(A note I wrote a while back on YouVersion...)
In Philippians 2:14-15, we have the inspired Word of God which says
"Don't complain or argue about stuff...just kidding! Go ahead and
complain, God doesn't care!" (Ok, that's not what it says...that's what I wish it said!)
Today I'm continuing on my mission
of going through God's word with a new perspective...with the intent of
truly believing, accepting and LIVING everything God says.

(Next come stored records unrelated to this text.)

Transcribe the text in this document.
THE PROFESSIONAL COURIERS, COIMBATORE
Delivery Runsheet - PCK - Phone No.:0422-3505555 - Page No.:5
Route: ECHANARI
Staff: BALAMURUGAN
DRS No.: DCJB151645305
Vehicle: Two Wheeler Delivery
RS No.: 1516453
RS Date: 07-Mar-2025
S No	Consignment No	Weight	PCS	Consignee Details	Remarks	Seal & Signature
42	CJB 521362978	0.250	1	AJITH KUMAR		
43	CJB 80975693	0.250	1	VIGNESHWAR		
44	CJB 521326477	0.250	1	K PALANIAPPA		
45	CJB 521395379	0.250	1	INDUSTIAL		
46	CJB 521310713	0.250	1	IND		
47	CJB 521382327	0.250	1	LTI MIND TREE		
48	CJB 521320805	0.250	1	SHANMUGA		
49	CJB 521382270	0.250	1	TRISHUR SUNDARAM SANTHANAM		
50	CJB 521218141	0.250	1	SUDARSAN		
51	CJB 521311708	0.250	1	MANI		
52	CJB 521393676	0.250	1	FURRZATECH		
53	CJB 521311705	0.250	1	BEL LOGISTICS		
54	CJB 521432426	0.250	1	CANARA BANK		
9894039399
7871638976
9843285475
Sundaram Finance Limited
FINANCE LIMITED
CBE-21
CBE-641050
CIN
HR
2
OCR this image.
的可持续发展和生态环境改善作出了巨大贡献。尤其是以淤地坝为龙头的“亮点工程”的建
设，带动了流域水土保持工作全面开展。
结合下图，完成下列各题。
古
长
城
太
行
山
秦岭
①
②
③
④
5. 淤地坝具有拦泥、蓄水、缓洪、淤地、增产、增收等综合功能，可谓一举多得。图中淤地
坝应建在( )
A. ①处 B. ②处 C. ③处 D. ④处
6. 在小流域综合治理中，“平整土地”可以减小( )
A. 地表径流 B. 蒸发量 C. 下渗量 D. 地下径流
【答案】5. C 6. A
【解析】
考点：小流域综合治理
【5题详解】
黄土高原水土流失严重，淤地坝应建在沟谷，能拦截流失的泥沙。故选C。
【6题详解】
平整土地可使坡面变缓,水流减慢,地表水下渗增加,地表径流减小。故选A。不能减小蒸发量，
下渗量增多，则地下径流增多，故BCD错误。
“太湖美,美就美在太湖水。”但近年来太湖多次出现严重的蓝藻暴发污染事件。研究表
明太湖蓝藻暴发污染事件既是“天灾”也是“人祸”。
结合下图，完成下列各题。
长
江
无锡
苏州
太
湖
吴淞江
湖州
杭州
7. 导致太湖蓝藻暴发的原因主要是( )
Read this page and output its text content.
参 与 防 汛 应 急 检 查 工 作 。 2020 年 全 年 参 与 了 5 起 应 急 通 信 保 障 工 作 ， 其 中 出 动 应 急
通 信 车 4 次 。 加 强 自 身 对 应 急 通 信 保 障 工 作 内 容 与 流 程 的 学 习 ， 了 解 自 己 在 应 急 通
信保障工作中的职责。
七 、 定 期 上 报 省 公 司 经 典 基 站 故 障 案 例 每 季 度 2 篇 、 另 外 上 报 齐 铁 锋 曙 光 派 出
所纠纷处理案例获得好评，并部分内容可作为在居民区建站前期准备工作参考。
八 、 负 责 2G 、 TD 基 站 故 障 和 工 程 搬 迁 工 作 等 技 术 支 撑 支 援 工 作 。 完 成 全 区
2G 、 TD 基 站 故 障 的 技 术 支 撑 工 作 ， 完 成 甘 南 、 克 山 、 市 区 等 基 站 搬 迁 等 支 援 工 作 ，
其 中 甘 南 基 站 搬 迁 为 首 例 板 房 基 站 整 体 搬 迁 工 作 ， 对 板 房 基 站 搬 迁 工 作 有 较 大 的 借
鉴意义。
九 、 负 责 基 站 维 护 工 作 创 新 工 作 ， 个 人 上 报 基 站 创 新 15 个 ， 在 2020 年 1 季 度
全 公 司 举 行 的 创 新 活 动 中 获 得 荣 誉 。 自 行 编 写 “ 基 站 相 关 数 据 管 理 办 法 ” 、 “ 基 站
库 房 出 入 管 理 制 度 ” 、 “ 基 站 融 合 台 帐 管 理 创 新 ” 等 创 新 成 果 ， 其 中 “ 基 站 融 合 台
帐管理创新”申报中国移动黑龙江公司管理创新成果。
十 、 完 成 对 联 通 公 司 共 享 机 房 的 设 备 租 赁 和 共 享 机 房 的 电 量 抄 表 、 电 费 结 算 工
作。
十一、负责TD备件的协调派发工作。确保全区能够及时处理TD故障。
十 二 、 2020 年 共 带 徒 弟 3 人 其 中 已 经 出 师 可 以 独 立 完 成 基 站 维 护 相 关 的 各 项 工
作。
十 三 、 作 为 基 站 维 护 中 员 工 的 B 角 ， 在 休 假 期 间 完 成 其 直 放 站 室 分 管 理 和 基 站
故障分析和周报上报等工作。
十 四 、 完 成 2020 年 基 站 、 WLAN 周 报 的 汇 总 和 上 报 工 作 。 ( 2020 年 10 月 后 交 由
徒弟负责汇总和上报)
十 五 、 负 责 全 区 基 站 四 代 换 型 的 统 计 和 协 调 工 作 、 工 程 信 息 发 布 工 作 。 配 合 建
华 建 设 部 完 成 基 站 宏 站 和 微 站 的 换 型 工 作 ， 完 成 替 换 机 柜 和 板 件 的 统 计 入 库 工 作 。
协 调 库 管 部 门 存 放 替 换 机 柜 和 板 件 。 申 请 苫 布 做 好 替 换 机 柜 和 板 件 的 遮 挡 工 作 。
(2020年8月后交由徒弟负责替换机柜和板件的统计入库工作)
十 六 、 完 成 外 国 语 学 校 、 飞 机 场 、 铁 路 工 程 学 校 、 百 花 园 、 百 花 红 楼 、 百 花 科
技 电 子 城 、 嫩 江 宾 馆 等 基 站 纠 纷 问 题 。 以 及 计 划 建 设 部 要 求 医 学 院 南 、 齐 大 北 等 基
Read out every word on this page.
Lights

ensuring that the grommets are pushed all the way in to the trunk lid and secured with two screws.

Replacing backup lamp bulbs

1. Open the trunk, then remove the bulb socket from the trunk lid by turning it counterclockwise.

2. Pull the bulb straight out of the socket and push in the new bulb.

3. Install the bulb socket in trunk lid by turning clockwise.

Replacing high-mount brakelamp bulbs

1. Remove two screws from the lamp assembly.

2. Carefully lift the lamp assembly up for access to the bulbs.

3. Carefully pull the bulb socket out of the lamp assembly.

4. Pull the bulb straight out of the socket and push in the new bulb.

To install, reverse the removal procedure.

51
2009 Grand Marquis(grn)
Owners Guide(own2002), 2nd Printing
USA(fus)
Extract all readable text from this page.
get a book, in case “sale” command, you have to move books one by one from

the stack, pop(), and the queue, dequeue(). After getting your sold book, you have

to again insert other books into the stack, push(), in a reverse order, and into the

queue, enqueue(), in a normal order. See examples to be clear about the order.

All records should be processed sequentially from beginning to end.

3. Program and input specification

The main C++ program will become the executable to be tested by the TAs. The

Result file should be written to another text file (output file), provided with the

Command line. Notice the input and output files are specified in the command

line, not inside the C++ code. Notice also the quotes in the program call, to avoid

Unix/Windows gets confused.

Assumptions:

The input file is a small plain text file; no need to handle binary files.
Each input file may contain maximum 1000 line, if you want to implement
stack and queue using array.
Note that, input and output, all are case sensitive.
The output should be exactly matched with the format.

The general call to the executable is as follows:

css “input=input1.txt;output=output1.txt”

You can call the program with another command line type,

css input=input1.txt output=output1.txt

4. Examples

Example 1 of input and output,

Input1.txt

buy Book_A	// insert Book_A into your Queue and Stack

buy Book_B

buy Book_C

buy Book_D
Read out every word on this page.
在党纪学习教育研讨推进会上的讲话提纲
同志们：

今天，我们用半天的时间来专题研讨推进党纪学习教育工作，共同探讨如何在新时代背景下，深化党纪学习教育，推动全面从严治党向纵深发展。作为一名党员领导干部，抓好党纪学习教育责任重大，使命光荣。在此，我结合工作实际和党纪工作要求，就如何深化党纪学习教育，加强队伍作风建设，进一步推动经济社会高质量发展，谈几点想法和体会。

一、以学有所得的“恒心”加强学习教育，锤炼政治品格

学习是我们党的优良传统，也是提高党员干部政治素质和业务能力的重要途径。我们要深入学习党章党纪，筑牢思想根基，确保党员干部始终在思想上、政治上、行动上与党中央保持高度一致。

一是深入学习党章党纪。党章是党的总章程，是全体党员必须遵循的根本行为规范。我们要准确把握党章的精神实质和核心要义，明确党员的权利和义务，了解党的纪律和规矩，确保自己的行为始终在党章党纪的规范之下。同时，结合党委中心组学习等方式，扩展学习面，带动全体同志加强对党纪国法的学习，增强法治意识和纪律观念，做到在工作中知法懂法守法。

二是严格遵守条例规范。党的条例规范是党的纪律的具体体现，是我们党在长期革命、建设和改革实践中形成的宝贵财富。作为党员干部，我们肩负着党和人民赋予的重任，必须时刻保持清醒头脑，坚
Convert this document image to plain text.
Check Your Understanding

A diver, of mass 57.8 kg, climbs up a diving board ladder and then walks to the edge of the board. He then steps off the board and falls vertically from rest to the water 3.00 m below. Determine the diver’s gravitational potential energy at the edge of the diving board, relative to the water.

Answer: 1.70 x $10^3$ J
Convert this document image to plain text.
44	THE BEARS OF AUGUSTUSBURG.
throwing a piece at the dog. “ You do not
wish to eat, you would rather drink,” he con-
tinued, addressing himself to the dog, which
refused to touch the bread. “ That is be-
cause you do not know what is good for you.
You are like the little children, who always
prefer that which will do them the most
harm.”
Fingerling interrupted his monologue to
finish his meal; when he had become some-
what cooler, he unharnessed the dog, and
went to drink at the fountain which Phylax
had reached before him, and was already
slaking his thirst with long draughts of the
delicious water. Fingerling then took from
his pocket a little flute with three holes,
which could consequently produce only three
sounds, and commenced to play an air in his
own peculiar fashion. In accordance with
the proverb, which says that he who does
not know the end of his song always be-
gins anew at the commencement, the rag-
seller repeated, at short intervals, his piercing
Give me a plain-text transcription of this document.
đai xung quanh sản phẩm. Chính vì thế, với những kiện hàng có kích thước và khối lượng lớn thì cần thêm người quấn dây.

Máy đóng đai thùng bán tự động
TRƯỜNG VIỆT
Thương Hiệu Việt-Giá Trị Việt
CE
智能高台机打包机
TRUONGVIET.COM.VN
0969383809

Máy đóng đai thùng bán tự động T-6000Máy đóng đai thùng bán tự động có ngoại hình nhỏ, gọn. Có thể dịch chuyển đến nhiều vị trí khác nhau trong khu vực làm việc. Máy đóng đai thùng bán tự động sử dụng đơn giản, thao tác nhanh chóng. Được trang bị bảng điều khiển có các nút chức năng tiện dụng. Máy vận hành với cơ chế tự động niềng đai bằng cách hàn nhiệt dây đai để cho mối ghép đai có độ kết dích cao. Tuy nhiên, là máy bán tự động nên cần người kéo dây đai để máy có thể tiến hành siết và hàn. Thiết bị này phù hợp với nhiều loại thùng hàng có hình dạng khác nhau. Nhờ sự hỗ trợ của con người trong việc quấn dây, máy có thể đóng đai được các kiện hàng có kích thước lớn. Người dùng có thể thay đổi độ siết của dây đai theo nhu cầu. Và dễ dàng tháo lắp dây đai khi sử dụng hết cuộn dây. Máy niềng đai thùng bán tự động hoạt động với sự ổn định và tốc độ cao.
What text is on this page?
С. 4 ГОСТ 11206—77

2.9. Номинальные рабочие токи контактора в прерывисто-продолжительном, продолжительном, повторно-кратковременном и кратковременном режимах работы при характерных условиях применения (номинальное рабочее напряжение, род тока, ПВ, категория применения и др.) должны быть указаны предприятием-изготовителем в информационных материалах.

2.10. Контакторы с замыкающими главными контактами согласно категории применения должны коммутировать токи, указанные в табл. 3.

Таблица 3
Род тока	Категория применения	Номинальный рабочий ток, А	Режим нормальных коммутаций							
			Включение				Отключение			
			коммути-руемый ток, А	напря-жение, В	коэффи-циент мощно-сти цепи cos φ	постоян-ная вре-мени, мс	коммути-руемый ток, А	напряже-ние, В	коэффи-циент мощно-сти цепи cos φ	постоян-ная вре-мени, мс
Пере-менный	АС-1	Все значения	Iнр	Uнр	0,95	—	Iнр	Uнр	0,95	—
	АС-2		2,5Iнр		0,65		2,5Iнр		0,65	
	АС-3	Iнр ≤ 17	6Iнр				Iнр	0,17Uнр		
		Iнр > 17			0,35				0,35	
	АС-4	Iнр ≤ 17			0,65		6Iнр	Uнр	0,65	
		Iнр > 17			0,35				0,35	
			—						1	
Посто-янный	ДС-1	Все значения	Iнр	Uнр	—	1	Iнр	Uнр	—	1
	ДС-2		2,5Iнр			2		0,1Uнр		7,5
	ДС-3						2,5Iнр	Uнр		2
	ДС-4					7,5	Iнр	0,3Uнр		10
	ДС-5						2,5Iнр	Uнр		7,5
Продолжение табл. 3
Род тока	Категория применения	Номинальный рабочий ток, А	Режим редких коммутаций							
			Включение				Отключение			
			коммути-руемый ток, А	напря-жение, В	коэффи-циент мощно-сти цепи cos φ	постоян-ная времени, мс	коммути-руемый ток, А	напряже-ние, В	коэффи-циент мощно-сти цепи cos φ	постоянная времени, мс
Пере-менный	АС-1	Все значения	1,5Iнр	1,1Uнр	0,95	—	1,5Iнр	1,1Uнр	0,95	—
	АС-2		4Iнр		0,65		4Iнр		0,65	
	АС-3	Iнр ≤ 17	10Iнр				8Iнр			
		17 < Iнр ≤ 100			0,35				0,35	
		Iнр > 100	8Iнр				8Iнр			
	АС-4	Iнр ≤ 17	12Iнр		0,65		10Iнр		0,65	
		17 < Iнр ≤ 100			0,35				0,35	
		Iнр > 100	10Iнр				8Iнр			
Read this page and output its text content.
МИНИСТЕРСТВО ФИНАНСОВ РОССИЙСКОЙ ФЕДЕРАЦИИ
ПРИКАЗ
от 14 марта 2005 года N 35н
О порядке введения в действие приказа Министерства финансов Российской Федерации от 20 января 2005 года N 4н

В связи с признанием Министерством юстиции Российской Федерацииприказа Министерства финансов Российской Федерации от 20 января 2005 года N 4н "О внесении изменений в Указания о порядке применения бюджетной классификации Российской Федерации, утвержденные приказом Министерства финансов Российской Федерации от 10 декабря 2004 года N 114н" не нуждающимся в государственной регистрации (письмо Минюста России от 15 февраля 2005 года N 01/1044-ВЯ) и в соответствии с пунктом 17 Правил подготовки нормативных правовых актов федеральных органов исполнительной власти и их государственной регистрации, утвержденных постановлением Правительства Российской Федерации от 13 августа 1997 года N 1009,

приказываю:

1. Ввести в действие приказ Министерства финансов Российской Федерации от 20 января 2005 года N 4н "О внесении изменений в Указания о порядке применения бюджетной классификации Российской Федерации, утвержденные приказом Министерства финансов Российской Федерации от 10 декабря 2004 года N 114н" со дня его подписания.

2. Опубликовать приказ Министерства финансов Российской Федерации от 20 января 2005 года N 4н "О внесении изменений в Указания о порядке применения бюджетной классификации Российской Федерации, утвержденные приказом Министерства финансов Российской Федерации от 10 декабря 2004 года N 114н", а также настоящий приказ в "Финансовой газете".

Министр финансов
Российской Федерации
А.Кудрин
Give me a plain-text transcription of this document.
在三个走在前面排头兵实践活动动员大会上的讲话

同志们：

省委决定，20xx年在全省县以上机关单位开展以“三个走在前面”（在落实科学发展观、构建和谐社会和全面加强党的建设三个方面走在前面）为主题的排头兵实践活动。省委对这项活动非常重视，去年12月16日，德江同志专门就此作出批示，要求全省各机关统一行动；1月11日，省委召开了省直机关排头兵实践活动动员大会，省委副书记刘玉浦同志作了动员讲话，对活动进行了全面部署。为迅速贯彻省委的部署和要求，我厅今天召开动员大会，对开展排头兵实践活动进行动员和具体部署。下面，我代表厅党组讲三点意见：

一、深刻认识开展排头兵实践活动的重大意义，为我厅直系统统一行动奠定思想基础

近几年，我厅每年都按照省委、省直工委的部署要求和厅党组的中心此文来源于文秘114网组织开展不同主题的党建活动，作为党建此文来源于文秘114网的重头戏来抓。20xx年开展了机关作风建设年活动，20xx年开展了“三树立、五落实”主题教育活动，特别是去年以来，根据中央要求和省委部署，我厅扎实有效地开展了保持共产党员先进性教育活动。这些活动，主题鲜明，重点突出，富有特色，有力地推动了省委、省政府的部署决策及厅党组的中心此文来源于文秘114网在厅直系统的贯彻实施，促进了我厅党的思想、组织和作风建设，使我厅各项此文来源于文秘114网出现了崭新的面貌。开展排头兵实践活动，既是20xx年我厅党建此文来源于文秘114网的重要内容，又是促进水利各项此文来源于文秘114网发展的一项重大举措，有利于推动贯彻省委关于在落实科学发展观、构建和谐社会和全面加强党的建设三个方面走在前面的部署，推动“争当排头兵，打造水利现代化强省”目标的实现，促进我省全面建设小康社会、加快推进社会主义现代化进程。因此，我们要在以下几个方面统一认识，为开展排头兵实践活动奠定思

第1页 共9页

Not ten minutes ago I had a huge "vent session" in
which I made my mom (poor thing) listen to me complain about all the
things that happen at work that upset me. We said goodbye and each went
about our business and I thought..."oops"! Why had I forgotten this
Philippians verse before speaking? And why did I feel the need to
complain anyway!?
The answer is simple...when God inspired the
writing of this passage...he must have been joking! Maybe God just
doesn't want me to complain about CHURCH things. If God worked where I
do, he'd complain too, right? No...he wouldn't.
And I don't
really think God was joking about this or any other portion of
scripture. There must be some other reason why I'm a complainer...so,
what is it?
In the NASB version, Philippians 2:15
says we should do everything without complaining or arguing because it
"will prove yourselves to be blameless and innocent, children of God
above reproach in the midst of a crooked and perverse generation, among
whom you appear as lights in the world".
I shouldn't be
complaining in any circumstance, because the JOY of the Lord is my
strength. If I'm in a close relationship with my Father, won't I see
this world through His eyes? I'll look at bad situations and
frustrating people, and see hope. I'll see an opportunity for God's
hand to move, and people who need the transforming, saving grace of
Christ. I'm called to a life of UN-Complainism (yes, that's a word I
just invented), because by doing so I'm a light to those who are lost in
darkness!
So why then, do I still struggle? I have to realize
that if in fact my mouth speaks from the overflow of my heart (Matthew
12:34), I might not be as close to God as I'd like to think I am. I'm
still growing. I'm still in the process of making Psalm 119:11 a
reality in my life. I'm still seeking the Lord and reading His
word...and until I know what it says, I'll always be making mistakes.
I
can't know how to serve and follow God without knowing what he says
about serving and following Him. That's like saying you're going to be a
Justin Bieber fanatic without knowing who he is or what he sings...it
doesn't make sense. Christianity isn't about a one-time prayer, or a set schedule of religious activities. It's about an ongoing relationship with Jesus Christ, and continually allowing Him access to transform our hearts and lives.